"Ignorance of Scripture is ignorance of Christ." - Jerome

Saturday, January 24, 2009

Reformed Spirituality: Defining Spirituality


In exploring the topic of Spirituality, our first question is: “What is Spirituality?” In consulting many non-religious sources, most gave a definition of

1) There is no definition

Or

2) An Experience with the Divine

The first definition is of course nonsense. The second however is telling. Spirituality is an existential concept in popular thought. Our concern, however, is Christian Spirituality. Therefore, our concern is not merely with a “Divine” essence in general, but the Christian God in particular. Consulting various Christian definitions given by people such as Alister McGrath and Richard Foster, a broadly Christian definition tends to include at least 3 aspects:

1) Involves Spirit, (since it is called spirituality)
2) experience of God
3) is about the Christian Life over time.

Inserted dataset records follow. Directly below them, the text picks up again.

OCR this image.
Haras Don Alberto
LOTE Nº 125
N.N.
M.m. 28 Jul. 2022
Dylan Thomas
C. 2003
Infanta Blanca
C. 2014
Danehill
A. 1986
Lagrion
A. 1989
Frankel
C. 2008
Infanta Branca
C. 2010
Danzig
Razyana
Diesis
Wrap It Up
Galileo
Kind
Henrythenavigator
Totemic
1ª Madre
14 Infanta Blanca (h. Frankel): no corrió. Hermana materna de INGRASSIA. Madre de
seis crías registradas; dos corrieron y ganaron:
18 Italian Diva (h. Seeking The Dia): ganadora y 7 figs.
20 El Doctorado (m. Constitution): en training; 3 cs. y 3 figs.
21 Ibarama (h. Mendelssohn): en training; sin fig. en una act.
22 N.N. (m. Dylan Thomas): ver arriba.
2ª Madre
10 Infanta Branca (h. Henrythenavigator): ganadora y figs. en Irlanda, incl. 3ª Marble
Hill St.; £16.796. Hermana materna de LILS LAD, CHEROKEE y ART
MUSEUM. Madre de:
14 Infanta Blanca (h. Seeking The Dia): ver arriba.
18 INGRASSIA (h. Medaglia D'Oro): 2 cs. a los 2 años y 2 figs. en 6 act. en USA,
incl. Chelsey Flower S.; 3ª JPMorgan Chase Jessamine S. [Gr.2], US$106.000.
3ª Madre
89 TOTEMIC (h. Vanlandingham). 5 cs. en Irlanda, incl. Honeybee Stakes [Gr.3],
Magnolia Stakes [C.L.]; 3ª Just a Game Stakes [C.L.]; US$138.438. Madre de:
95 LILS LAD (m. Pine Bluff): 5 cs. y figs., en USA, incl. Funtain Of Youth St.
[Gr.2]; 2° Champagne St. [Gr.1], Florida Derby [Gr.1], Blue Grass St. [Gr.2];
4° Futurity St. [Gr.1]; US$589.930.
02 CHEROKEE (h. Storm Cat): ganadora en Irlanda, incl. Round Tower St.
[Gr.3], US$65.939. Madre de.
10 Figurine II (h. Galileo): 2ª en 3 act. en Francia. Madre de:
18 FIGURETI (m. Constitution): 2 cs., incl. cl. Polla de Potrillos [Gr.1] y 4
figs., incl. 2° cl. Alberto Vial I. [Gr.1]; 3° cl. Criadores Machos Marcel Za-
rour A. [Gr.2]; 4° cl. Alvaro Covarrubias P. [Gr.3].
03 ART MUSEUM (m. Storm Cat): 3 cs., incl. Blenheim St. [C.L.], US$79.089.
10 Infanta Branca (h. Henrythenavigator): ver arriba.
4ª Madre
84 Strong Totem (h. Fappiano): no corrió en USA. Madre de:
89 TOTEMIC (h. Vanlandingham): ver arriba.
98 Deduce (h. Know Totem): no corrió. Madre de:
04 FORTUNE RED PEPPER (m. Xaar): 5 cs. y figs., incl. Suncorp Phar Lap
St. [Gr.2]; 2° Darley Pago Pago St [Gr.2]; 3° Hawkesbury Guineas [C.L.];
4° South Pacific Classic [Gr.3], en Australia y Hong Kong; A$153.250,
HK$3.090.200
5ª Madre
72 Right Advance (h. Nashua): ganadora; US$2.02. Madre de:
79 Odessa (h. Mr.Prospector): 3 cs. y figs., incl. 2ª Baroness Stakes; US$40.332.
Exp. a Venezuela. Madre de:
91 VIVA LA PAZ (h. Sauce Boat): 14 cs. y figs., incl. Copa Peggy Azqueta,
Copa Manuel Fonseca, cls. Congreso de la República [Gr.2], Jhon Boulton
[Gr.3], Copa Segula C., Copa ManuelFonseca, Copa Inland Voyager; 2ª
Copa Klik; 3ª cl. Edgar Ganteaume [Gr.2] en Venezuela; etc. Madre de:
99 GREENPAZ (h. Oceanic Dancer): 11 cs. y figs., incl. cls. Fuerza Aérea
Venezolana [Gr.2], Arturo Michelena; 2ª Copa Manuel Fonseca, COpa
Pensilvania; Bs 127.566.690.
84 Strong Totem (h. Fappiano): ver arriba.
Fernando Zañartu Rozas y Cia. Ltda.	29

If we want to find something less generic and more Reformed, we will find these elements to be insufficient. In constructing our definition, we need to look at more than Christian Spiritual Gurus and to the principles of Reformed Christianity.

Reformed Christians generally accepted and took up the name “Reformed” not merely as a reforming of Catholicism, but from their principle that the human person must be “Reformed by the Word.” By this, we understand that Spirituality must be based on the Word made flesh (Christ) and the Word written (Scripture). Since we know Christ by means of the Scripture, a Reformed approach to Spirituality must be Scriptural. Because our approach must be Scriptural, our definition is as follows:

Spirituality is the Christian Life centering on Christ by the power of the Spirit as Christ reveals God to us as taught by and through Scripture.
The focal idea here is that the principle object of our contemplation, affection and instruction is Christ. Our shorthand definition then can be:

• “Encountering God in Christ.”

This may bring up certain objections and questions. First, if our approach must be scriptural, why do you draw the conclusion that it must be centered on Christ? Wouldn’t it be centered on Scripture? Scripture indeed is our true guide in the faith. But it is our guide to somewhere else. Jesus tells the Pharisees in John 5:37-40

“the Father who sent me has himself borne witness about me. His voice you have never heard, his form you have never seen, and you do not have his word abiding in you, for you do not believe the one whom he has sent. You search the Scriptures because you think that in them you have eternal life; and it is they that bear witness about me, yet you refuse to come to me that you may have life."

The role of Scripture is to testify and lead one to Christ. Our center then is not on Scripture, but through Scripture to Christ.

Secondly, if we are talking about Spirituality, why is the Spirit not the focus of our contemplation, guidance and instruction? In John 15:26, Christ teaches his disciples what the role of the Spirit is:

"But when the Helper comes, whom I will send to you from the Father, the Spirit of truth, who proceeds from the Father, he will bear witness about me.”
The role of the Spirit, like Scripture and working with Scripture is to lead the believer to Christ. The Spirit works through the Scripture to bring the believer to Christ for substance. A Reformed, or we might merely say Scriptural, view of Spirituality then is a pursuit of how we understand the principle need, source and means of Spirituality. In all, Spirituality is about “Encountering God in Christ.”

2 comments:

Andrew said...

Good post. I never knew that 'Reformed by the Word' thing, though it makes sense. Reminds me of C.S. Lewis':

"It is easy to think that the Church has a lot of different objects—education, building, missions, holding services... the Church exists for nothing else but to draw men into Christ, to make them little Christs. If they are not doing that, all the cathedrals, clergy, missions, sermons, even the Bible itself, are simply a waste of time. God became Man for no other purpose. It is even doubtful, you know, whether the whole universe was created for any other purpose."

Spirituality and Sanctification are important

M. Jay Bennett said...

Excellent work Jared! I like the way you began with question and definition.